If I were around the creators’ table, I’d be looking at Oscorp, too, but also at a name which does appear in one of the many, many teaser clips for the upcoming sequel – that of Doctor Michael Morbius. Morbius, a colleague of Dr Curt ‘Lizard’ Connors, is infected by an Oscorp virus and becomes Morbius the Living Vampire. He too is a sometime enemy of Spider-Man, but isn’t formally a member of the Sinister Six and has had his own comics line; he’s an ideal anti-hero, and like Venom, is one of the best hopes to spin the Spider-Man universe farther than New York and its skyscrapers. And, of course, vampire superheroes are a recent phenomenon well-overdue a further reinvention.  Beyond Venom and Morbius there is also Black Cat, an anti-heroine cut from very similar cloth to Batman's Catwoman, and in a franchise which to date has produced no female superheroes or villains (and with the likelihood that DC/Warners might delay a rebooted Catwoman in the interim), Felicia Hardy's amoral cat burglar seems an apt addition.
We might also ask who the yet-to-be-named Six could be up against in their own movie – another hero from the Spider-Man franchise whom Sony might have the rights to (e.g. Black Cat, who is implied to be given an Oscorp connection in ASM2), or someone like Morbius? Or maybe Oscorp itself, with the storyline involving the corporation’s attempt to harness or control these new superfiends? I’m guessing the latter, only because so little is known, and because six players is already a lot for one movie without throwing more heroes in on the act. This isn’t The Avengers, but played carefully, Sony might have an effective universe to play with yet.

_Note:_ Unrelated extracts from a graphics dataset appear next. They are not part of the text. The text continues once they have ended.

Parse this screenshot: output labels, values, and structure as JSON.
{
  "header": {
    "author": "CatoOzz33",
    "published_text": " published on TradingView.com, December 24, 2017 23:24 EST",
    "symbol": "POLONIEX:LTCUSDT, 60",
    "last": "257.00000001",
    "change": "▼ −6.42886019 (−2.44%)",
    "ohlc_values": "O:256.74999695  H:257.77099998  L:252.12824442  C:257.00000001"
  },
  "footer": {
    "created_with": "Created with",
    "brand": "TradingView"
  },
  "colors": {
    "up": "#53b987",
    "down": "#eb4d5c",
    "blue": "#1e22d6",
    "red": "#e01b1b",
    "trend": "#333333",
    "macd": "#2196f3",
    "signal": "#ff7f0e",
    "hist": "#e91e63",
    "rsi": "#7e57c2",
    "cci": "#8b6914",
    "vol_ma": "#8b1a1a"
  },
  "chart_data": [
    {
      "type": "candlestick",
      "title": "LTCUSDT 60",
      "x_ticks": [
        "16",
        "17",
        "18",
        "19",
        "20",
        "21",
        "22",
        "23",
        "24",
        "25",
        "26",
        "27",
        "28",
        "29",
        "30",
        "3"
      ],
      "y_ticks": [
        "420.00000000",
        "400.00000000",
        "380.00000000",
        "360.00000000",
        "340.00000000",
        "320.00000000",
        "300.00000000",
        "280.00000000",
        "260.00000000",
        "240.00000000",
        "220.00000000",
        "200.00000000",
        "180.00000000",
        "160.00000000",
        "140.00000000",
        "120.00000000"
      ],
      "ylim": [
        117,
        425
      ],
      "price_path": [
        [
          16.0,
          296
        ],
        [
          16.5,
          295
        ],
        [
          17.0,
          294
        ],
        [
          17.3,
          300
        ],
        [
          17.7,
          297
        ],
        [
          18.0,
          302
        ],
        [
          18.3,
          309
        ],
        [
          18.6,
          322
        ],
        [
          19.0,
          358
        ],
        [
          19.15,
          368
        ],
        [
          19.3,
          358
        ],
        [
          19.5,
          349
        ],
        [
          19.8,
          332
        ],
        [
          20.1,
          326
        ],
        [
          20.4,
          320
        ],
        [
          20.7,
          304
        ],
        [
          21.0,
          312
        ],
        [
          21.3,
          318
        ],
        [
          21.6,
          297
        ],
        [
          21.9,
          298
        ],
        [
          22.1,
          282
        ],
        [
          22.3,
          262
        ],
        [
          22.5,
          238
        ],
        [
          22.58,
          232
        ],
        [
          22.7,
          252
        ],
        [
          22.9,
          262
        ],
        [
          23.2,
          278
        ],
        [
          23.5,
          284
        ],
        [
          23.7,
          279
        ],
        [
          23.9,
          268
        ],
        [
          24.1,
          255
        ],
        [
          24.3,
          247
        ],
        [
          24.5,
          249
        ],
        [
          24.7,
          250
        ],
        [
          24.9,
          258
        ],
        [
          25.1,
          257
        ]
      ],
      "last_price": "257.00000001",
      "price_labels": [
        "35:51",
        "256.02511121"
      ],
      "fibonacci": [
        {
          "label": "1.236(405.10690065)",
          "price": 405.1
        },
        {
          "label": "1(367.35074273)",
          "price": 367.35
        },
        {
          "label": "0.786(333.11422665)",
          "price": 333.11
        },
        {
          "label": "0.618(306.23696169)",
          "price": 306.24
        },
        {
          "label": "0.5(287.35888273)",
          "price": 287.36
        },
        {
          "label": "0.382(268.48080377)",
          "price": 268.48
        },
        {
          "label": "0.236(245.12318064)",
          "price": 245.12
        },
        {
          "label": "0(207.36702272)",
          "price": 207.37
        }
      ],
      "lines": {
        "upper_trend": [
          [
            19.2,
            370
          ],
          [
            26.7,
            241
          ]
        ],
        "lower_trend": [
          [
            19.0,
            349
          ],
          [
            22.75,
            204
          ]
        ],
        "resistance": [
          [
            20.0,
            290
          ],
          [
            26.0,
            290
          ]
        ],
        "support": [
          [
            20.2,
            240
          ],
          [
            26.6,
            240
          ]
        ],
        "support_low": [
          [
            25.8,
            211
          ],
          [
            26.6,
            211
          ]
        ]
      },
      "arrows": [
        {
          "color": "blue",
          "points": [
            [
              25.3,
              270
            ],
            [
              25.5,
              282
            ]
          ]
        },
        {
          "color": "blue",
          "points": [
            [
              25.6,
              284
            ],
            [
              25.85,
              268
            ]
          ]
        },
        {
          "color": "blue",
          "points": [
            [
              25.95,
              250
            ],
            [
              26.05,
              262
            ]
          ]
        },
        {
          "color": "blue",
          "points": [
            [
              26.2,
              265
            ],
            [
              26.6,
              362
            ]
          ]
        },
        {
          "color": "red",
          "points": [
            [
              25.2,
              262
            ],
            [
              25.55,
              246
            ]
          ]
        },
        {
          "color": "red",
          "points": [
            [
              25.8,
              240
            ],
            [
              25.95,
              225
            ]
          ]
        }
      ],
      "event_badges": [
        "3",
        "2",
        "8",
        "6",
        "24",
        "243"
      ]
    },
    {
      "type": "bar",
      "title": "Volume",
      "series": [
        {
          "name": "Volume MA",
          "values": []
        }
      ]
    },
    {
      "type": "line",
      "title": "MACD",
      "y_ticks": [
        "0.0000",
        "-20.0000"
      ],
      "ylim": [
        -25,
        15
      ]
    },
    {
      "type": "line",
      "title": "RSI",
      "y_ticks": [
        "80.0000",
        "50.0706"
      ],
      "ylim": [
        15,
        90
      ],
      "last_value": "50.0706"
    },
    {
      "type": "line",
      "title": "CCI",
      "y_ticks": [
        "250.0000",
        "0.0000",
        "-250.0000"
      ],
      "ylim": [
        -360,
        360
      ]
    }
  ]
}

We'll see in a few short days.


  1. Like Billy Dee Williams in the Burton Batman films failing to become Two-Face, I really felt for Dylan Baker in the last two Raimi Spidey films. Gradually and elegantly positioned become a brilliant Lizard, the audience were given time to identify and sympathise with the disabled man behind the monster .
    And nek minut the comedy flatmate from Notting Hill beats him to it. Still, at least Ifans did a better job than Tommy Lee Jones in the villain role he stole.

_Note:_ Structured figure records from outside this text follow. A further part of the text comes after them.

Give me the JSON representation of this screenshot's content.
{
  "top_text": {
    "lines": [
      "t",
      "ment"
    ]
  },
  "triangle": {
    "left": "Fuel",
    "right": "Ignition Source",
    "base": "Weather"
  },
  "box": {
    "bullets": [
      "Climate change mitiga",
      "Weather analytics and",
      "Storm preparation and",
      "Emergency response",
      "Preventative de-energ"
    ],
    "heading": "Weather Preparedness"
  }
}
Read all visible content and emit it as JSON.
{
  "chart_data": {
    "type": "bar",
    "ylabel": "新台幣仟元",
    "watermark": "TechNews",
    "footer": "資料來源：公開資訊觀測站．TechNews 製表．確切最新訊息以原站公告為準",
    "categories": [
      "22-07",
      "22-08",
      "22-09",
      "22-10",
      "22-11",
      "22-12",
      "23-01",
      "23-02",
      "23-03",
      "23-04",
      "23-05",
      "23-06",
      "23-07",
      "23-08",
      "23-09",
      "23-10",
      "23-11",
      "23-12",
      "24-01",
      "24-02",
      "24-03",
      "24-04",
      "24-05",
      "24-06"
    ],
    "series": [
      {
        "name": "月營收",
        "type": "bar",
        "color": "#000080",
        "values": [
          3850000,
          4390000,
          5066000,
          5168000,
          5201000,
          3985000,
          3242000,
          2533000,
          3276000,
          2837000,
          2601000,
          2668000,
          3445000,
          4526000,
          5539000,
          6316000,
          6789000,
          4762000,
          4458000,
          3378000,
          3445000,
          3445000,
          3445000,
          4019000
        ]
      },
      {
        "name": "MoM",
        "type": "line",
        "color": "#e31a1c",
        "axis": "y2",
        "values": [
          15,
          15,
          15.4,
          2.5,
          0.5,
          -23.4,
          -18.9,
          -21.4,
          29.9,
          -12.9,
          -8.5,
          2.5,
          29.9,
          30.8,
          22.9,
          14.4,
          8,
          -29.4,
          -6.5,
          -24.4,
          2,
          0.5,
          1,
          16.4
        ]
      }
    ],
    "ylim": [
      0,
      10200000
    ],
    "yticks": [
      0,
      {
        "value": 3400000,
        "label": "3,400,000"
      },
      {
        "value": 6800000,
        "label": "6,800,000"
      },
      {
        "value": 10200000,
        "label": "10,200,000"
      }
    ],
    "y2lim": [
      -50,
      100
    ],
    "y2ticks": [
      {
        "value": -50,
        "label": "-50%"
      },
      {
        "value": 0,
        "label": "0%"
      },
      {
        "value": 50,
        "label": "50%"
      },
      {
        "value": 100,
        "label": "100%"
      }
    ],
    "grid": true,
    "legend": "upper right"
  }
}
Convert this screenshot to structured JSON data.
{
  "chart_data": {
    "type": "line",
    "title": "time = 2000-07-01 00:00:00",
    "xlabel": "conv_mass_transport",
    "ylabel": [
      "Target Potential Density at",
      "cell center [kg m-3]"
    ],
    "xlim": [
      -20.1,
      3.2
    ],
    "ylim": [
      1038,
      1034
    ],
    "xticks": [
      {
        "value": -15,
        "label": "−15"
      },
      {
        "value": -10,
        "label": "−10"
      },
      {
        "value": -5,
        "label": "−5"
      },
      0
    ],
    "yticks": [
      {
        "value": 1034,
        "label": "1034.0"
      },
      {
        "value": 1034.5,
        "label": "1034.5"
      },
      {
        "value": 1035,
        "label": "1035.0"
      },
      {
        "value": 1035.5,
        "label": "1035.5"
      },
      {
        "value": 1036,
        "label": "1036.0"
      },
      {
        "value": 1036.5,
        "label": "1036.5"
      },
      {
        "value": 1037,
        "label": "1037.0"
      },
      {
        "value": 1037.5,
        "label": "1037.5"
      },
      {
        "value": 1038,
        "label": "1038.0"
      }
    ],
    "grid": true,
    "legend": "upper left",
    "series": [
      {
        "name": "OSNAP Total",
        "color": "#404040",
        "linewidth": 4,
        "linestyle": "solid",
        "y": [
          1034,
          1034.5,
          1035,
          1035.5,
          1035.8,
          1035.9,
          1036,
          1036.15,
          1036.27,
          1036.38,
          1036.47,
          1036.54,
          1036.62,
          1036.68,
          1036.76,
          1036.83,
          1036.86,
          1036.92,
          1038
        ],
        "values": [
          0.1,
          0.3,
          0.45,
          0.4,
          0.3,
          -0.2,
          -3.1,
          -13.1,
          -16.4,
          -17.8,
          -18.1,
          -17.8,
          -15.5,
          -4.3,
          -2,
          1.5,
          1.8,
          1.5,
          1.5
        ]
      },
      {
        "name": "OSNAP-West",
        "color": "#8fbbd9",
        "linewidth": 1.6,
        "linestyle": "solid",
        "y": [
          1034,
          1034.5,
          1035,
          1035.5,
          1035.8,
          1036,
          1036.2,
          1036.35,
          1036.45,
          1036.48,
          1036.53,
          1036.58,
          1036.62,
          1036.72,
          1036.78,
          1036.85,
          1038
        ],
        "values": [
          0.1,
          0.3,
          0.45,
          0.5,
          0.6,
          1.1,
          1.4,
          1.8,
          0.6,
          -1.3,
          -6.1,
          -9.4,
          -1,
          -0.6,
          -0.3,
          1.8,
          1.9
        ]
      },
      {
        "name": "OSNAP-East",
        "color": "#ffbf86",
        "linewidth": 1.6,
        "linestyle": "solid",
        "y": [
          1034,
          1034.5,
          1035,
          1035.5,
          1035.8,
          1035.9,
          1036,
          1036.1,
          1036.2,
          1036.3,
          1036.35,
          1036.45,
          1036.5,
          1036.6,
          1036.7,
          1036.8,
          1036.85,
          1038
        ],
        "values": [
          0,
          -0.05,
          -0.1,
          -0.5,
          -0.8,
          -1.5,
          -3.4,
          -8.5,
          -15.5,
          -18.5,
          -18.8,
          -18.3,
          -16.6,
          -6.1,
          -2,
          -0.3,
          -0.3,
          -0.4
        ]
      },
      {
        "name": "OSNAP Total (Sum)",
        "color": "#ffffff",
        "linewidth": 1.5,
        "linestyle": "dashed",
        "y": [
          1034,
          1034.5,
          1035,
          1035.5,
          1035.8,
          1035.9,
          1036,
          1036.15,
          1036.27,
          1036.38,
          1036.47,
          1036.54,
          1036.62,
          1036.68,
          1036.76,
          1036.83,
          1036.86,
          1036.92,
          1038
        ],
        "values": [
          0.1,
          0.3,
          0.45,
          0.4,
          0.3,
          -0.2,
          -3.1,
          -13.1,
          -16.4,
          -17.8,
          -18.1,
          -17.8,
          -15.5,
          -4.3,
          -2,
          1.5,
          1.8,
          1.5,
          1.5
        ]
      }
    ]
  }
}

  2. True, but then even as much as I loathe Jones' stinking up the place in Batman Forever, I also struggle to picture Billy Dee keeping up with Jim Carrey's yawping loon of a Riddler. Was Michael Gough the only survivor of Schumacker's first outing, or was Pat HIngle still on Gordon duties?

    As for Dylan Baker, yes, a shame. Was there any indication Raimi would have found a place for him in SM4 which, I think, was to have had The Vulture as main villain? As I said above, I think Sony's decision to go with a villain unseen in the previous trilogy and with no obvious links to previous foes, was a good move. And having reacquainted myself with Rhys Ifans' sympathetic Connors in last Friday's TV screening of ASM, I beg to differ on the comedy angle!